Which business structure is the right one for me?

Date: 09/04/2018  Author: Marjorie Smith Zago

Choose the right structure for your business

Choosing your business structure is one of the most important steps you have to take and it can often be quite confusing. For this reason, we have laid out the most common models to help you make the right decision for your business. However, we recommend that you seek professional advice with an accountant to acquire further information if that is an option you can afford.

Sole Trader

This business structure is characterised by a sole trader/self-employed who is fully responsible for the success or failure of his business. This means that the owner and the business are legally seen as one single entity and he/she is accountable to any type of liability that may take place, in other words, the business’ debts becomes the person’s debts.
This is the simplest and quickest way of starting a business. All you need to do is register as self-employed with HMRC and complete your annual self-assessment tax return once it’s time. As the owner you are responsible for paying both income tax and Class 2 or Class 4 National Insurance Contributions, all the business profits belong to you and you can deduct certain business-related expenses (travel, utility bills, broadband cost, etc.) in order to pay less tax.


A partnership can be formed when two or more self-employed individuals decide to start a business together. The partners share the profits and both are personally liable for any debts the business acquires like in the sole trade model, even if just one of them was responsible for it. It is recommended that an agreement is signed, stating how the business will be run and how profits and liabilities will be shared. The legal requirement for this type of structure is that each partner registers as self-employed and completes a separate self-assessment tax return.

Limited Company

In this business model, the owners are seen as legal entities separate from the company; therefore, they are legally liable for debts only to the extent of their invested capital and any given personal guarantees.They are in charge of how much personal exposure to financial risk they have, and if anything goes wrong their personal assets will stay untouched.

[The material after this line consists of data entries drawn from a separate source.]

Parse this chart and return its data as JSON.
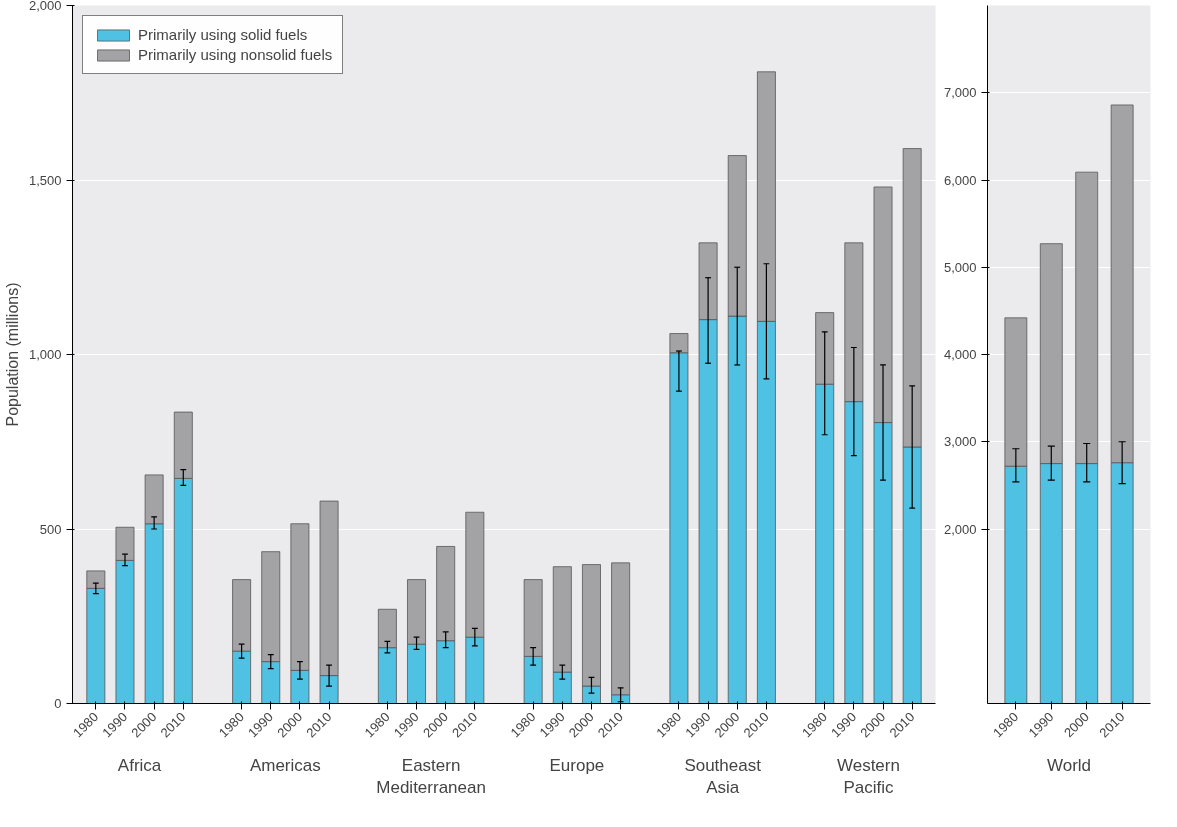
{
  "chart_data": [
    {
      "type": "bar",
      "stacked": true,
      "ylabel": "Population (millions)",
      "ylim": [
        0,
        2000
      ],
      "yticks": [
        0,
        {
          "value": 500,
          "label": "500"
        },
        {
          "value": 1000,
          "label": "1,000"
        },
        {
          "value": 1500,
          "label": "1,500"
        },
        {
          "value": 2000,
          "label": "2,000"
        }
      ],
      "grid": "y",
      "legend": "top left",
      "categories": [
        "1980",
        "1990",
        "2000",
        "2010",
        "1980",
        "1990",
        "2000",
        "2010",
        "1980",
        "1990",
        "2000",
        "2010",
        "1980",
        "1990",
        "2000",
        "2010",
        "1980",
        "1990",
        "2000",
        "2010",
        "1980",
        "1990",
        "2000",
        "2010"
      ],
      "annotations": [
        "Africa",
        "Americas",
        "Eastern Mediterranean",
        "Europe",
        "Southeast Asia",
        "Western Pacific"
      ],
      "series": [
        {
          "name": "Primarily using solid fuels",
          "color": "#4fc1e3",
          "values": [
            330,
            410,
            515,
            645,
            150,
            120,
            95,
            80,
            160,
            170,
            180,
            190,
            135,
            90,
            50,
            25,
            1005,
            1100,
            1110,
            1095,
            915,
            865,
            805,
            735
          ],
          "errors": [
            [
              315,
              345
            ],
            [
              395,
              428
            ],
            [
              500,
              535
            ],
            [
              625,
              670
            ],
            [
              130,
              170
            ],
            [
              100,
              140
            ],
            [
              70,
              120
            ],
            [
              50,
              110
            ],
            [
              145,
              178
            ],
            [
              155,
              190
            ],
            [
              160,
              205
            ],
            [
              165,
              215
            ],
            [
              110,
              160
            ],
            [
              70,
              110
            ],
            [
              30,
              75
            ],
            [
              5,
              45
            ],
            [
              895,
              1010
            ],
            [
              975,
              1220
            ],
            [
              970,
              1250
            ],
            [
              930,
              1260
            ],
            [
              770,
              1065
            ],
            [
              710,
              1020
            ],
            [
              640,
              970
            ],
            [
              560,
              910
            ]
          ]
        },
        {
          "name": "Primarily using nonsolid fuels",
          "color": "#a3a3a6",
          "values": [
            50,
            95,
            140,
            190,
            205,
            315,
            420,
            500,
            110,
            185,
            270,
            358,
            220,
            302,
            348,
            378,
            55,
            220,
            460,
            715,
            205,
            455,
            675,
            855
          ]
        }
      ]
    },
    {
      "type": "bar",
      "stacked": true,
      "ylim": [
        0,
        8000
      ],
      "yticks": [
        {
          "value": 2000,
          "label": "2,000"
        },
        {
          "value": 3000,
          "label": "3,000"
        },
        {
          "value": 4000,
          "label": "4,000"
        },
        {
          "value": 5000,
          "label": "5,000"
        },
        {
          "value": 6000,
          "label": "6,000"
        },
        {
          "value": 7000,
          "label": "7,000"
        }
      ],
      "grid": "y",
      "categories": [
        "1980",
        "1990",
        "2000",
        "2010"
      ],
      "annotations": [
        "World"
      ],
      "series": [
        {
          "color": "#4fc1e3",
          "values": [
            2720,
            2750,
            2750,
            2760
          ],
          "errors": [
            [
              2540,
              2920
            ],
            [
              2560,
              2950
            ],
            [
              2540,
              2980
            ],
            [
              2520,
              3000
            ]
          ]
        },
        {
          "color": "#a3a3a6",
          "values": [
            1700,
            2520,
            3340,
            4100
          ]
        }
      ]
    }
  ]
}
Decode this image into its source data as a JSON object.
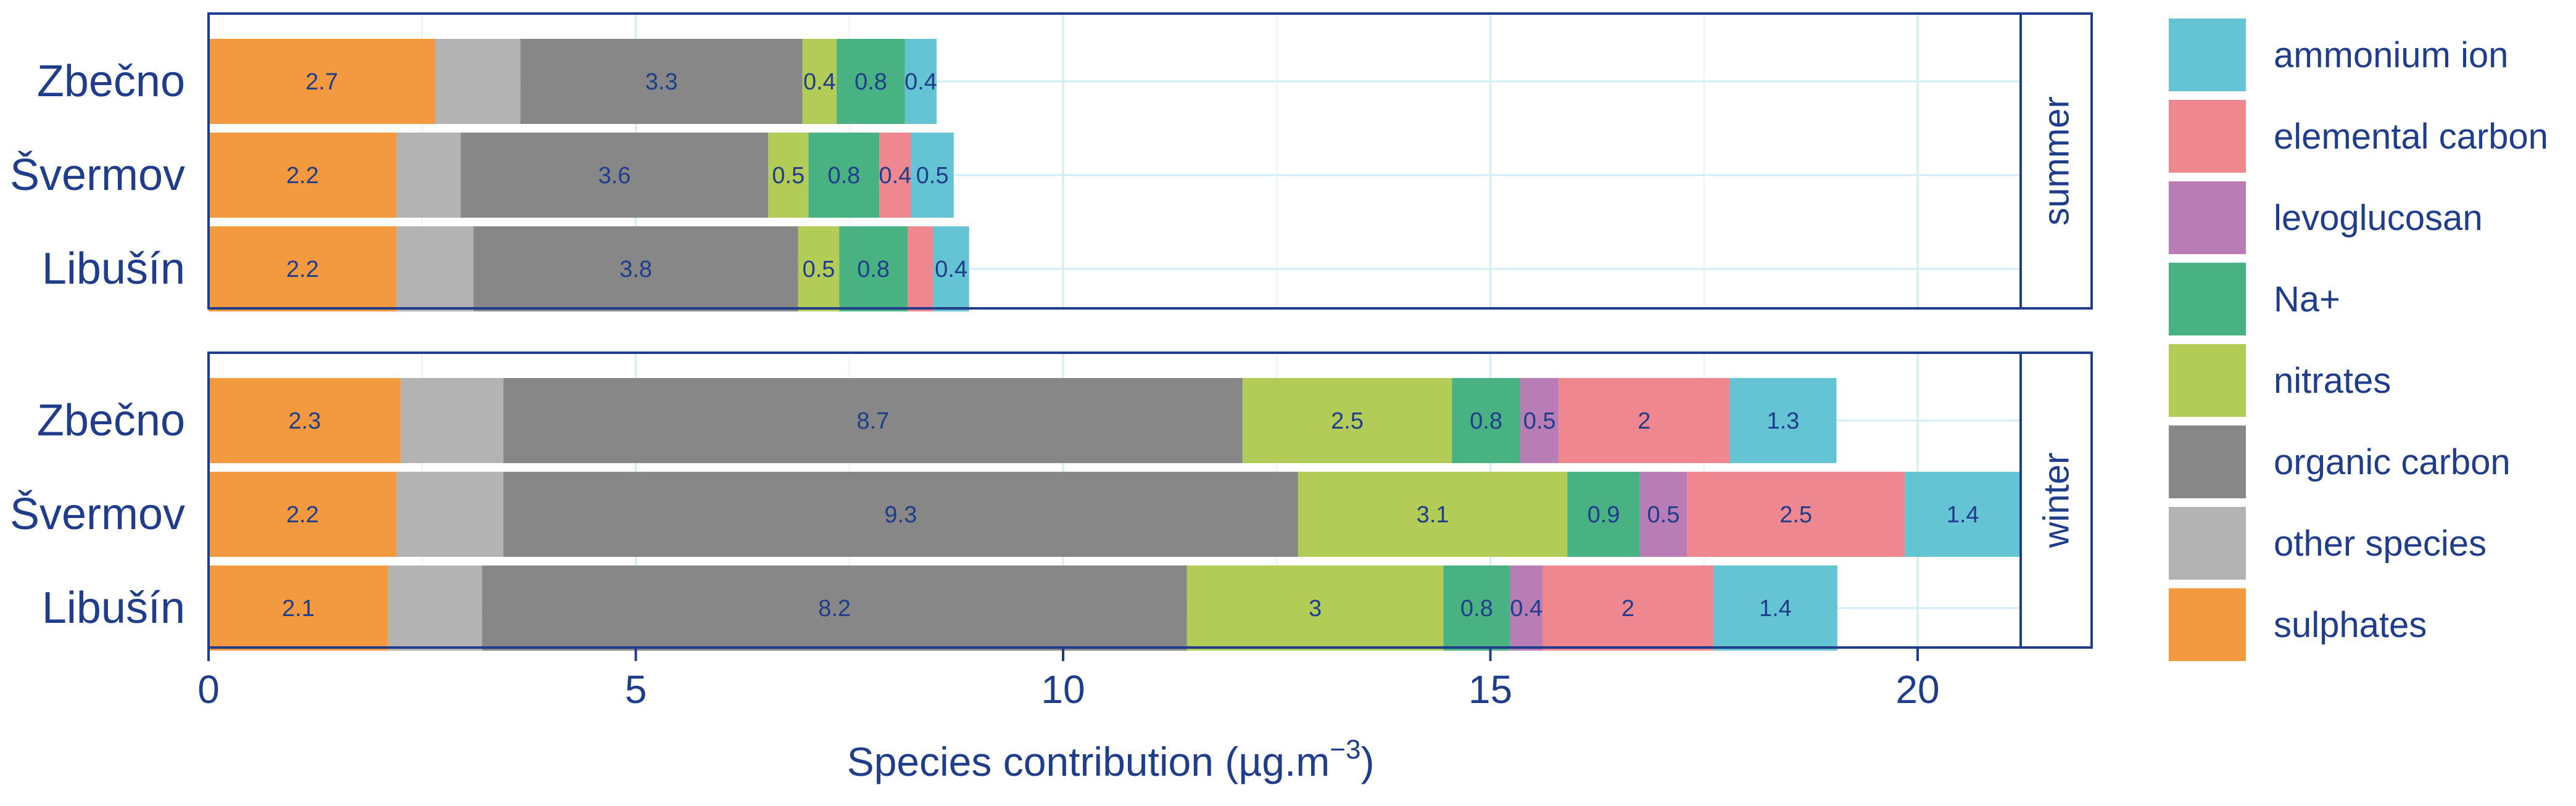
{
  "chart_data": {
    "type": "bar",
    "orientation": "horizontal",
    "stacked": true,
    "xlabel": "Species contribution (µg.m",
    "xlabel_superscript": "−3",
    "xlabel_close": ")",
    "xlim": [
      0,
      22
    ],
    "xticks": [
      0,
      5,
      10,
      15,
      20
    ],
    "species": [
      {
        "name": "sulphates",
        "color": "#F39A40"
      },
      {
        "name": "other species",
        "color": "#B3B3B3"
      },
      {
        "name": "organic carbon",
        "color": "#878787"
      },
      {
        "name": "nitrates",
        "color": "#B3CC58"
      },
      {
        "name": "Na+",
        "color": "#48B283"
      },
      {
        "name": "levoglucosan",
        "color": "#B97DB6"
      },
      {
        "name": "elemental carbon",
        "color": "#EF8790"
      },
      {
        "name": "ammonium ion",
        "color": "#64C4D3"
      }
    ],
    "legend_order": [
      "ammonium ion",
      "elemental carbon",
      "levoglucosan",
      "Na+",
      "nitrates",
      "organic carbon",
      "other species",
      "sulphates"
    ],
    "panels": [
      {
        "name": "summer",
        "sites": [
          {
            "site": "Zbečno",
            "values": [
              2.65,
              1.0,
              3.3,
              0.4,
              0.8,
              0.0,
              0.0,
              0.37
            ],
            "labels": [
              "2.7",
              "",
              "3.3",
              "0.4",
              "0.8",
              "",
              "",
              "0.4"
            ]
          },
          {
            "site": "Švermov",
            "values": [
              2.2,
              0.75,
              3.6,
              0.47,
              0.83,
              0.0,
              0.37,
              0.5
            ],
            "labels": [
              "2.2",
              "",
              "3.6",
              "0.5",
              "0.8",
              "",
              "0.4",
              "0.5"
            ]
          },
          {
            "site": "Libušín",
            "values": [
              2.2,
              0.9,
              3.8,
              0.48,
              0.8,
              0.0,
              0.3,
              0.42
            ],
            "labels": [
              "2.2",
              "",
              "3.8",
              "0.5",
              "0.8",
              "",
              "",
              "0.4"
            ]
          }
        ]
      },
      {
        "name": "winter",
        "sites": [
          {
            "site": "Zbečno",
            "values": [
              2.25,
              1.2,
              8.65,
              2.45,
              0.8,
              0.45,
              2.0,
              1.25
            ],
            "labels": [
              "2.3",
              "",
              "8.7",
              "2.5",
              "0.8",
              "0.5",
              "2",
              "1.3"
            ]
          },
          {
            "site": "Švermov",
            "values": [
              2.2,
              1.25,
              9.3,
              3.15,
              0.85,
              0.55,
              2.55,
              1.42
            ],
            "labels": [
              "2.2",
              "",
              "9.3",
              "3.1",
              "0.9",
              "0.5",
              "2.5",
              "1.4"
            ]
          },
          {
            "site": "Libušín",
            "values": [
              2.1,
              1.1,
              8.25,
              3.0,
              0.78,
              0.38,
              2.0,
              1.45
            ],
            "labels": [
              "2.1",
              "",
              "8.2",
              "3",
              "0.8",
              "0.4",
              "2",
              "1.4"
            ]
          }
        ]
      }
    ]
  }
}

This type of structure is more demanding in its administration and regulations. It requires registration with Companies House and submission of statutory accounts and annual tax return to HMRC. Corporation Tax must be paid on any profits as well as quarterly or monthly payments of employee’s income tax (PAYE) and National Insurance Contributions (NICs).
In this case, unlike sole traders and partnerships, limited companies’ accounts and financial reports have a public exposure but at the same time have an increased credibility, access to certain services a sole trader might not have and the ability to work for corporate clients.

Lastly, limited companies are composed of its directors and shareholders, but it is very common for one director to be the sole shareholder of the company and in many cases its employee. In that situation, the director will have to pay income tax additional to Corporation Tax. However, he can decide how much he is going to get paid in order to pay less income tax and then have a major profit from his share return since Corporation Tax rates (19-21%) are much lower than income tax rates (20-45%).

Limited Liability Partnership (LLP)

Limited liability partnerships can be described as having a set of elements from both the limited company and partnership models. They offer limited liability to its members, but only to the extent of their investment and personal guarantees, if given when starting the business; this is further combined with the taxation structure of partnerships, offering a simplistic and flexible way of paying tax.

LLP is legally recognised as an entity separate from its forming members. In order to be incorporated, it must be registered with Companies House by a minimum of two designated individuals and trading must start within a year of registration, otherwise, it will be removed. All members share on the profits which are taxed as income, and each one is responsible for registering as self-employed with HMRC and for completing the annual self-assessment tax return.

Finally, it is important that an agreement is signed outlining how the LLP will be run, the roles and responsibilities of each member and how the profits and liabilities will be shared.